Background: Ethanol administration decreases hepatic glutathione levels and increases urinary sulfhydryl excretion. Ethanol-induced liver injury is blunted by the administration of glutathione precursors. Acetaldehyde generated in the metabolism of ethanol binds to a number of amino acid residues in proteins and peptides, but it does not react readily with glutathione. Due to the possible role of acetaldehyde in cysteine and glutathione homeostasis, we investigated the reaction of acetaldehyde to cysteinylglycine, the dipeptide generated in vivo in the hydrolysis of glutathione by gamma-glutamyltransferase. Methods: A conjugate between acetaldehyde and cysteinylglycine was generated under physiologically relevant conditions, both in vitro and in vivo. It was separated by a new reverse-phase high-performance liquid chromatography method and identified by electrospray ionization/ion trap tandem mass spectrometric analysis.

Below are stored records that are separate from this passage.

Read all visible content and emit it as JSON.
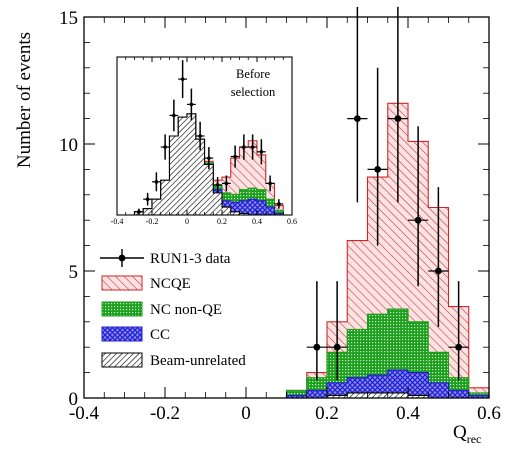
{
  "chart_data": {
    "type": "bar",
    "ylabel": "Number of events",
    "xlabel_main": "Q",
    "xlabel_sub": "rec",
    "xlim": [
      -0.4,
      0.6
    ],
    "ylim": [
      0,
      15
    ],
    "x_ticks": [
      "-0.4",
      "-0.2",
      "0",
      "0.2",
      "0.4",
      "0.6"
    ],
    "y_ticks": [
      "0",
      "5",
      "10",
      "15"
    ],
    "bin_width": 0.05,
    "bin_starts": [
      0.05,
      0.1,
      0.15,
      0.2,
      0.25,
      0.3,
      0.35,
      0.4,
      0.45,
      0.5,
      0.55
    ],
    "stack_totals": {
      "beam_unrelated": [
        0,
        0,
        0,
        0.1,
        0.2,
        0.2,
        0.2,
        0.1,
        0,
        0,
        0
      ],
      "cc": [
        0,
        0.1,
        0.3,
        0.6,
        0.8,
        0.9,
        1.1,
        1.0,
        0.6,
        0.3,
        0.1
      ],
      "nc_nonqe": [
        0,
        0.3,
        0.8,
        1.8,
        2.7,
        3.3,
        3.5,
        3.0,
        1.8,
        0.8,
        0.2
      ],
      "ncqe": [
        0,
        0.3,
        1.0,
        3.0,
        6.2,
        8.7,
        11.6,
        10.1,
        7.5,
        3.6,
        0.4
      ]
    },
    "data_points": {
      "x": [
        0.175,
        0.225,
        0.275,
        0.325,
        0.375,
        0.425,
        0.475,
        0.525
      ],
      "y": [
        2,
        2,
        11,
        9,
        11,
        7,
        5,
        2
      ],
      "err_low": [
        1.3,
        1.3,
        3.3,
        3.0,
        3.3,
        2.6,
        2.2,
        1.3
      ],
      "err_high": [
        2.6,
        2.6,
        4.4,
        4.0,
        4.4,
        3.7,
        3.3,
        2.6
      ]
    },
    "colors": {
      "ncqe": "#d0262b",
      "ncqe_fill": "#fbe3e3",
      "nc_nonqe": "#1d9f1d",
      "cc": "#1f1fd0",
      "beam_unrelated": "#000000"
    },
    "legend": [
      {
        "key": "data",
        "label": "RUN1-3 data"
      },
      {
        "key": "ncqe",
        "label": "NCQE"
      },
      {
        "key": "nc_nonqe",
        "label": "NC non-QE"
      },
      {
        "key": "cc",
        "label": "CC"
      },
      {
        "key": "beam_unrelated",
        "label": "Beam-unrelated"
      }
    ],
    "inset": {
      "annotation_line1": "Before",
      "annotation_line2": "selection",
      "xlim": [
        -0.4,
        0.6
      ],
      "x_ticks": [
        "-0.4",
        "-0.2",
        "0",
        "0.2",
        "0.4",
        "0.6"
      ],
      "ymax": 100,
      "bin_width": 0.05,
      "bin_starts": [
        -0.3,
        -0.25,
        -0.2,
        -0.15,
        -0.1,
        -0.05,
        0.0,
        0.05,
        0.1,
        0.15,
        0.2,
        0.25,
        0.3,
        0.35,
        0.4,
        0.45,
        0.5
      ],
      "stack_totals": {
        "beam_unrelated": [
          2,
          4,
          10,
          22,
          50,
          62,
          64,
          48,
          32,
          14,
          5,
          2,
          1,
          0,
          0,
          0,
          0
        ],
        "cc": [
          2,
          4,
          10,
          22,
          50,
          62,
          64,
          48,
          32,
          16,
          9,
          8,
          9,
          10,
          9,
          5,
          1
        ],
        "nc_nonqe": [
          2,
          4,
          10,
          22,
          50,
          62,
          64,
          48,
          33,
          19,
          14,
          13,
          16,
          17,
          16,
          10,
          3
        ],
        "ncqe": [
          2,
          4,
          10,
          22,
          50,
          62,
          64,
          48,
          34,
          22,
          24,
          36,
          43,
          47,
          38,
          20,
          6
        ]
      },
      "data_points": {
        "x": [
          -0.275,
          -0.225,
          -0.175,
          -0.125,
          -0.075,
          -0.025,
          0.025,
          0.075,
          0.125,
          0.175,
          0.225,
          0.275,
          0.325,
          0.375,
          0.425,
          0.475,
          0.525
        ],
        "y": [
          2,
          10,
          21,
          43,
          63,
          86,
          70,
          50,
          36,
          19,
          20,
          37,
          43,
          43,
          40,
          20,
          7
        ],
        "err": [
          2,
          4,
          6,
          8,
          10,
          12,
          10,
          9,
          7,
          5,
          5,
          7,
          8,
          8,
          8,
          5,
          3
        ]
      }
    }
  }
}
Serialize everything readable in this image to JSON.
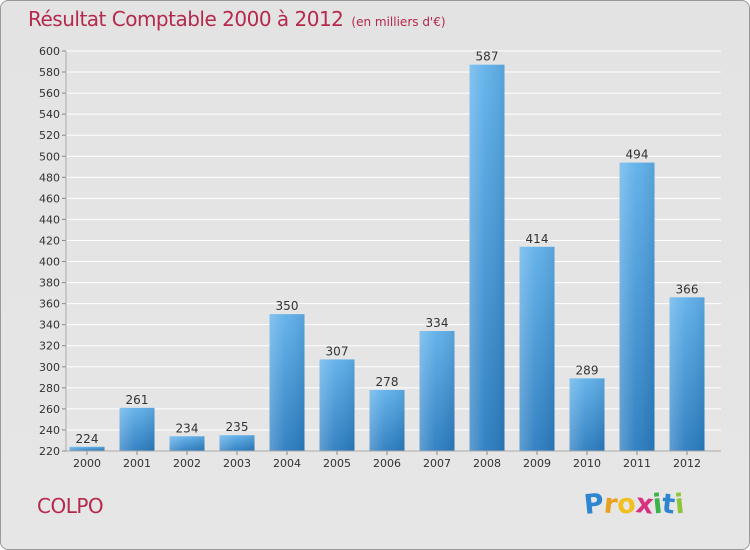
{
  "chart_data": {
    "type": "bar",
    "title": "Résultat Comptable 2000 à 2012",
    "subtitle": "(en milliers d'€)",
    "categories": [
      "2000",
      "2001",
      "2002",
      "2003",
      "2004",
      "2005",
      "2006",
      "2007",
      "2008",
      "2009",
      "2010",
      "2011",
      "2012"
    ],
    "values": [
      224,
      261,
      234,
      235,
      350,
      307,
      278,
      334,
      587,
      414,
      289,
      494,
      366
    ],
    "ylim": [
      220,
      600
    ],
    "ytick_step": 20,
    "grid": true,
    "xlabel": "",
    "ylabel": "",
    "colors": {
      "bar_top": "#5fb0ea",
      "bar_bottom": "#2a7cc0",
      "grid": "#ffffff",
      "axis_text": "#333333"
    }
  },
  "footer": {
    "town": "COLPO",
    "brand_letters": [
      "P",
      "r",
      "o",
      "x",
      "i",
      "t",
      "i"
    ],
    "brand_colors": [
      "#2f86d0",
      "#e8a020",
      "#f0c020",
      "#d93080",
      "#3bb24a",
      "#2f86d0",
      "#8cc43c"
    ]
  }
}
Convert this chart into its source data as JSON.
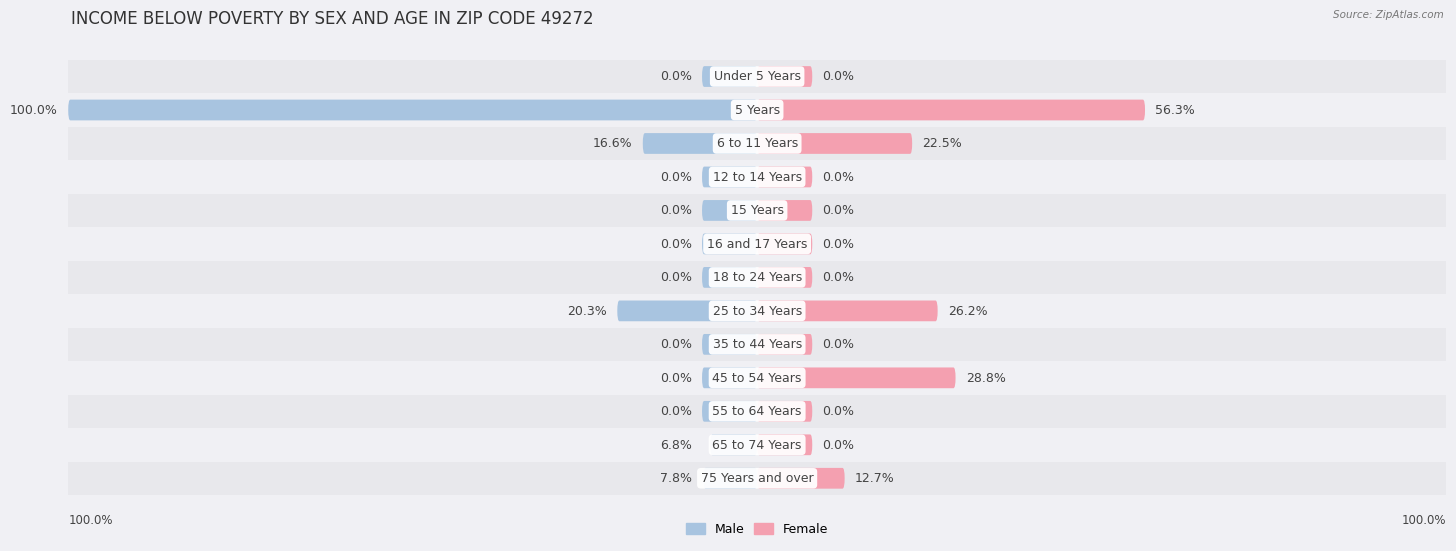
{
  "title": "INCOME BELOW POVERTY BY SEX AND AGE IN ZIP CODE 49272",
  "source": "Source: ZipAtlas.com",
  "categories": [
    "Under 5 Years",
    "5 Years",
    "6 to 11 Years",
    "12 to 14 Years",
    "15 Years",
    "16 and 17 Years",
    "18 to 24 Years",
    "25 to 34 Years",
    "35 to 44 Years",
    "45 to 54 Years",
    "55 to 64 Years",
    "65 to 74 Years",
    "75 Years and over"
  ],
  "male_values": [
    0.0,
    100.0,
    16.6,
    0.0,
    0.0,
    0.0,
    0.0,
    20.3,
    0.0,
    0.0,
    0.0,
    6.8,
    7.8
  ],
  "female_values": [
    0.0,
    56.3,
    22.5,
    0.0,
    0.0,
    0.0,
    0.0,
    26.2,
    0.0,
    28.8,
    0.0,
    0.0,
    12.7
  ],
  "male_color": "#a8c4e0",
  "female_color": "#f4a0b0",
  "male_label": "Male",
  "female_label": "Female",
  "row_bg_dark": "#e8e8ec",
  "row_bg_light": "#f0f0f4",
  "max_value": 100.0,
  "min_bar": 8.0,
  "title_fontsize": 12,
  "label_fontsize": 9,
  "axis_label_fontsize": 8.5
}
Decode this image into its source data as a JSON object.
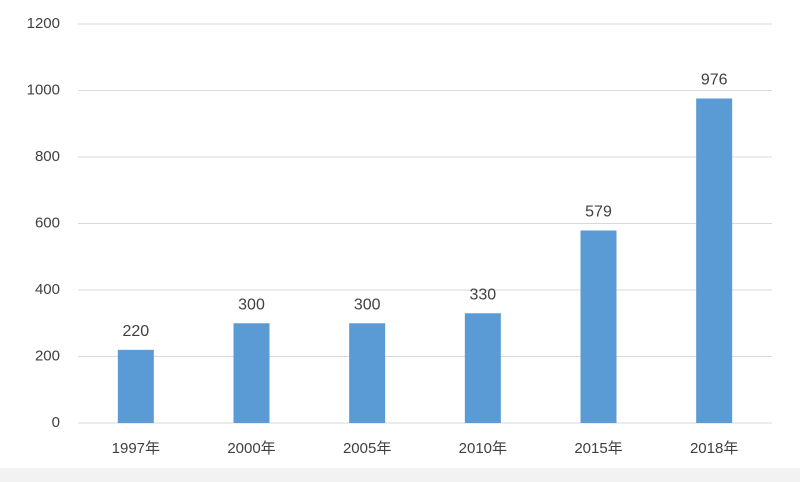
{
  "chart_data": {
    "type": "bar",
    "categories": [
      "1997年",
      "2000年",
      "2005年",
      "2010年",
      "2015年",
      "2018年"
    ],
    "values": [
      220,
      300,
      300,
      330,
      579,
      976
    ],
    "color": "#5b9bd5",
    "ylim": [
      0,
      1200
    ],
    "yticks": [
      0,
      200,
      400,
      600,
      800,
      1000,
      1200
    ],
    "grid": true
  }
}
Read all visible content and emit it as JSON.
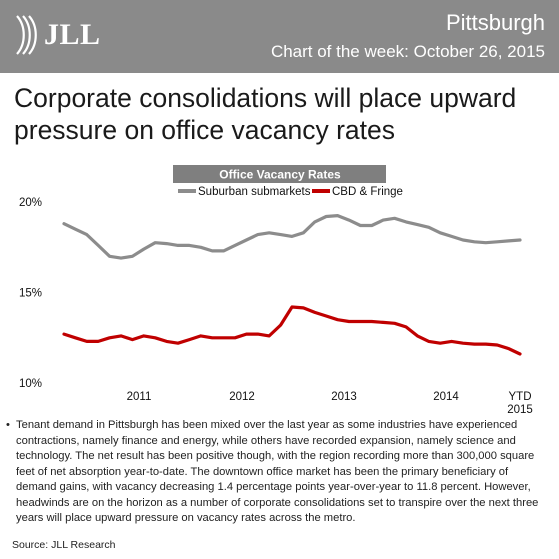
{
  "header": {
    "brand": "JLL",
    "city": "Pittsburgh",
    "subtitle": "Chart of the week: October 26, 2015"
  },
  "headline": "Corporate consolidations will place upward pressure on office vacancy rates",
  "chart_data": {
    "type": "line",
    "title": "Office Vacancy Rates",
    "legend_position": "top",
    "ylim": [
      10,
      20
    ],
    "yticks": [
      "20%",
      "15%",
      "10%"
    ],
    "xticks": [
      "2011",
      "2012",
      "2013",
      "2014",
      "YTD 2015"
    ],
    "grid": false,
    "x": [
      0,
      0.5,
      1,
      1.5,
      2,
      2.5,
      3,
      3.5,
      4,
      4.5,
      5,
      5.5,
      6,
      6.5,
      7,
      7.5,
      8,
      8.5,
      9,
      9.5,
      10,
      10.5,
      11,
      11.5,
      12,
      12.5,
      13,
      13.5,
      14,
      14.5,
      15,
      15.5,
      16,
      16.5,
      17,
      17.5,
      18,
      18.5,
      19,
      19.5,
      20
    ],
    "series": [
      {
        "name": "Suburban submarkets",
        "color": "#8c8c8c",
        "values": [
          18.8,
          18.5,
          18.2,
          17.6,
          17.0,
          16.9,
          17.0,
          17.4,
          17.75,
          17.7,
          17.6,
          17.6,
          17.5,
          17.3,
          17.3,
          17.6,
          17.9,
          18.2,
          18.3,
          18.2,
          18.1,
          18.3,
          18.9,
          19.2,
          19.25,
          19.0,
          18.7,
          18.7,
          19.0,
          19.1,
          18.9,
          18.75,
          18.6,
          18.3,
          18.1,
          17.9,
          17.8,
          17.75,
          17.8,
          17.85,
          17.9
        ]
      },
      {
        "name": "CBD & Fringe",
        "color": "#c00000",
        "values": [
          12.7,
          12.5,
          12.3,
          12.3,
          12.5,
          12.6,
          12.4,
          12.6,
          12.5,
          12.3,
          12.2,
          12.4,
          12.6,
          12.5,
          12.5,
          12.5,
          12.7,
          12.7,
          12.6,
          13.2,
          14.2,
          14.15,
          13.9,
          13.7,
          13.5,
          13.4,
          13.4,
          13.4,
          13.35,
          13.3,
          13.1,
          12.6,
          12.3,
          12.2,
          12.3,
          12.2,
          12.15,
          12.15,
          12.1,
          11.9,
          11.6
        ]
      }
    ]
  },
  "body_text": "Tenant demand in Pittsburgh has been mixed over the last year as some industries have experienced contractions, namely finance and energy, while others have recorded expansion, namely science and technology. The net result has been positive though, with the region recording more than 300,000 square feet of net absorption year-to-date. The downtown office market has been the primary beneficiary of demand gains, with vacancy decreasing 1.4 percentage points year-over-year to 11.8 percent. However, headwinds are on the horizon as a number of corporate consolidations set to transpire over the next three years will place upward pressure on vacancy rates across the metro.",
  "bullet": "•",
  "source": "Source: JLL Research"
}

Results: The conjugate with a stoichiometry of 1:1 between cysteinylglycine and acetaldehyde is most rapidly generated in vitro and was identified by mass spectroscopy as 2-methyl-thiazolidine-4-carbonyl-glycine. This thiazolidine derivative is stable in vitro and in biological fluids of rats. The conjugate was present in high concentrations in the bile of rats pretreated with ethanol and an inhibitor of aldehyde dehydrogenase. Conclusions: The sequestering of cysteinylglycine by acetaldehyde occurs rapidly under physiologic conditions. Long-lived sulfur-containing biomolecules that incorporate acetaldehyde might affect cysteine and glutathione homeostasis and may also play a protective role by reducing circulating acetaldehyde levels. The acetaldehyde conjugate or its metabolic products could potentially serve as markers of ethanol consumption.